Emilia Badía Alventosa
Dra. En Pedagogía. Compositora

De la música techno, su origen, sus circunstancias y repercusión en nuestros días, hago un pequeño análisis.

Su origen está en los años 1970, debido a la rebeldía de dos estudiantes del conservatorio de Dusseldorf, que encontraban muy limitadas las posibilidades sonoras de los instrumentos convencionales y muy aburrido el tener que repetir y repetir para obtener exactitud, delicadeza y firmeza en su instrumento.

Reflexión pedagógica y social.

Tan seguros están de su excelencia 30 años después, que algunos críticos de la música techno, nos advierten que:
Hemos de tener los sentidos saludablemente expandidos y la cultura musical no lastimosamente cerrada, para descubrir y disfrutar de la música techno.

Pues bien, todos, de una forma forzada, impuesta, hemos oído música techno o vulgarmente máquina, bien esperando que el semáforo se ponga en verde, hemos visto pasar más de un coche conducido por jóvenes casi imberbes, de los que salía un estruendo de sonidos graves y a una frecuencia rítmica rapidísima y a muchísimos más decibelios de los permitidos, que nos molestan y hacen sufrir a nuestros oídos. También, a altas horas de la noche durante los fines de semana, conductorzuelos peligrosos, que paran el coche en nuestra manzana y quieren interrumpir el sueño de los que duermen y desquician a los que no pueden dormir, queriéndonos demostrar la potencia en vatios del equipo de sonido que tienen instalado en su coche, produciendo una irritabilidad y ansiedad en los sufridores de dicha música.

Consecuencias hoy.
He dedicado muchas horas a escuchar esta música y leer muchos artículos, para ponerme al día de ella y encajar las piezas que por mi mente iban sueltas. La primera, es ¿Cómo es posible conseguir la base o ritmo a una frecuencia incontable y tan grave el sonido de los bajos, similar al Lodrop a galope que se pueda oír a través del fonendoscopio, en un paciente que sufre taquicardia de 140 a 160 pulsaciones por minuto?
La respuesta es: Está todo producido por una máquina y no por la agilidad humana.

La segunda, es: ¿La cantidad de decibelios y casi temblor del recinto en el que se ejecuta la música máquina, afecta a los asistentes?.
La respuesta es sí. Se debe al estar en conexión con amplificadores y sonido cuadro fónico todo dirigido por máquinas que hace temblar hasta nuestra médula. Y es lógico que perjudique.

También el juego de luces cegadoras, cuyos destellos de infinitos colores y rayos láser, que van al ritmo de los sonidos ultra graves, son posibles, ya que están unidos a la máquina por ordenador. Esta correlación sincronizadísima es gracias a las máquinas y a los programas informáticos., o sea las nuevas tecnologías. Pues bien todo esto castiga nuestro cerebro.

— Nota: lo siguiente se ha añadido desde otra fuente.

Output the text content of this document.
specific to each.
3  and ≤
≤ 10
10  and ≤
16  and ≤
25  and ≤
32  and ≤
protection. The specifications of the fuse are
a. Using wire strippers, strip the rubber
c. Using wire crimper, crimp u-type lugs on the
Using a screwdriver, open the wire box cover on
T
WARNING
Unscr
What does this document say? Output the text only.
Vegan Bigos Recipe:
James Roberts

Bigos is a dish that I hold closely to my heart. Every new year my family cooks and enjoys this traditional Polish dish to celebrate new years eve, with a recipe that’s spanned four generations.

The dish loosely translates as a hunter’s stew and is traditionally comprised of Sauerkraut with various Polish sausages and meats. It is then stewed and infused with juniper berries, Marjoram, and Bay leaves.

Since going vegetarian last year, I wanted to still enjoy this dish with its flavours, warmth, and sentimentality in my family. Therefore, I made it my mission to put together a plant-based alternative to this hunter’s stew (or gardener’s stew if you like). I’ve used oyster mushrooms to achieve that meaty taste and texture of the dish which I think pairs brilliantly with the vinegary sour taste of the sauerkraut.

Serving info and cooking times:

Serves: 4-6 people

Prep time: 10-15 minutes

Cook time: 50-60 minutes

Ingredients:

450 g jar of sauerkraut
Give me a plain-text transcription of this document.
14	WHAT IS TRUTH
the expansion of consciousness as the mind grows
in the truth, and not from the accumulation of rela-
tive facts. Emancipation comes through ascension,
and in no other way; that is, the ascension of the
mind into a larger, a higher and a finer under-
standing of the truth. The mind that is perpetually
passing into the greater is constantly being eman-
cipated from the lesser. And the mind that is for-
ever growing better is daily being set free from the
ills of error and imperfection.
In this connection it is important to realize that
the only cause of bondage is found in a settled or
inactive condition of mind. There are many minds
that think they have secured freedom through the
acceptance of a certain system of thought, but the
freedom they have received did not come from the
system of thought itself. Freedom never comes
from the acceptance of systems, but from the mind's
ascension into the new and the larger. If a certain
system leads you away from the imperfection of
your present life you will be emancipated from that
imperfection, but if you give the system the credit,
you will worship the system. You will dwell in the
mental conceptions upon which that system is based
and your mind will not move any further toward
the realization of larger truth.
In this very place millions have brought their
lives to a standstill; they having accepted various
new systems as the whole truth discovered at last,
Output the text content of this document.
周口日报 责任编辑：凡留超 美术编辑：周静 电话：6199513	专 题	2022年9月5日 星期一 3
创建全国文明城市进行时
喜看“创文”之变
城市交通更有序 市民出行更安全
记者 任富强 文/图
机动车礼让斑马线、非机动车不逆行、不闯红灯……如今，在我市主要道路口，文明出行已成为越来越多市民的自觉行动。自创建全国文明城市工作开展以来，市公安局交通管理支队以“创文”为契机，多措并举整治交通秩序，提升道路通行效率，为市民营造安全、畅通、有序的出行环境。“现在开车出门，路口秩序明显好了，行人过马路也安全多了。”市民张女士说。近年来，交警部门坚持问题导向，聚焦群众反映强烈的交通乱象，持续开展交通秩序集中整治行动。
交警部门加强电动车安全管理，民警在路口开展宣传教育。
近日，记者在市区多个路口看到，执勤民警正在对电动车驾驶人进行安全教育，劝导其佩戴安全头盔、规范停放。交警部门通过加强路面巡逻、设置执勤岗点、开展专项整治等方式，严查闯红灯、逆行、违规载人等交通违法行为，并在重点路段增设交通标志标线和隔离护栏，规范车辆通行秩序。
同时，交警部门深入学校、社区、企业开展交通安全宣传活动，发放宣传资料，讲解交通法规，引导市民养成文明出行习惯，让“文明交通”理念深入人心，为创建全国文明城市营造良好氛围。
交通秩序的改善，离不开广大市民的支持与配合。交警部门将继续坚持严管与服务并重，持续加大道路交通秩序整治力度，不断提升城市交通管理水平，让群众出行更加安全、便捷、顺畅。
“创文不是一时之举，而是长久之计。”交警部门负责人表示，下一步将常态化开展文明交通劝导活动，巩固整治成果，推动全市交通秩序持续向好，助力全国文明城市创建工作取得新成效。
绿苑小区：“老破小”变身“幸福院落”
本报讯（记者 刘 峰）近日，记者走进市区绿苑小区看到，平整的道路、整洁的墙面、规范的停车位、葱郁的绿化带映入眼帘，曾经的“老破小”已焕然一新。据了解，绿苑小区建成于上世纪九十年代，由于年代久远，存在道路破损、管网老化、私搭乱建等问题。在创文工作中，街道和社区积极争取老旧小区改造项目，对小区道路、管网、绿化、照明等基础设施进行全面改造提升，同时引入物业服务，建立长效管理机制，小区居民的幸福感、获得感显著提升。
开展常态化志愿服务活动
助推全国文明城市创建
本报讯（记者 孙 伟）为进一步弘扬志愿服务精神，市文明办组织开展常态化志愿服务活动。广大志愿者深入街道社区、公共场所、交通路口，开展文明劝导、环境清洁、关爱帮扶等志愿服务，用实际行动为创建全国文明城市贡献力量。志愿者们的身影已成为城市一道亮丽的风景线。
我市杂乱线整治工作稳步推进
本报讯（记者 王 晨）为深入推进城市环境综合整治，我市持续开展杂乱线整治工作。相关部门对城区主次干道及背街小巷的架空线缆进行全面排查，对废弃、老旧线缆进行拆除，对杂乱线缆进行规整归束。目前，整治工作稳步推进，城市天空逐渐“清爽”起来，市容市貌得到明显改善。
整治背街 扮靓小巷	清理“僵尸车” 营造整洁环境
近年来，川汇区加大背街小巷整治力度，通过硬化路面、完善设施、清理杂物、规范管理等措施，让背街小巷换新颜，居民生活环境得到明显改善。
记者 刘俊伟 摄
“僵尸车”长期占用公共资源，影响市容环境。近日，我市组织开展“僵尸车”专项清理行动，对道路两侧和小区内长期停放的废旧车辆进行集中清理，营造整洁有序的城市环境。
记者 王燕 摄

Un joven normal, no puede aguantar mucho tiempo, tan gran cantidad de estímulos, superiores a los que su órganos sensoriales y ritmo cardíaco y tensión arterial pueden soportar. Además, no es el estar quieto dentro de la discoteca. Su finalidad es bailar y bailar, cuantas más horas mejor. Pero en estado limpio, no puede aguanta tal cantidad de superestímulos durante mucho tiempo. Necesita de medios que ampliarán su capacidad de aguantar…

Medios a los que recurren gran cantidad de jóvenes:

La necesidad de inhibirse de su timidez y la necesidad de aumentar su capacidad de comunicación, así como la pérdida de temor al ridículo por su poca aptitud para el baile entre otras circunstancias adversas para estar en la marcha, por todo ello, necesitan ingerir alcohol. Primero sólo alcohol para empezar, pero si quiere alucinar y seguir horas y horas, tendrá que mezclar el alcohol con drogas sintéticas de la que hay una amplísima gama y facilidad de obtenerlas a precio módico, en cualquier ambiente y lugar. Con esta preparación muy peligrosa, los inconscientes ya puede bailar estar a la frecuencia del rimo vertiginoso y alucinar. Cuando el estado de ánimo baja, se toma otra copa y droga sintética y a continuar.

Consecuencias inevitables:
Vómitos, ánimos peligrosamente exaltados…

En las urgencias médicas, atienden a bastantes jóvenes de ambos sexos, por comas etílicos, paradas cardio respiratorias y algún derrame cerebral. Muchos sobreviven, otros no. Tragedia familiar…

¿Es culpable la música techno o máquina?
No es mi finalidad penalizar, sino hacer pensar.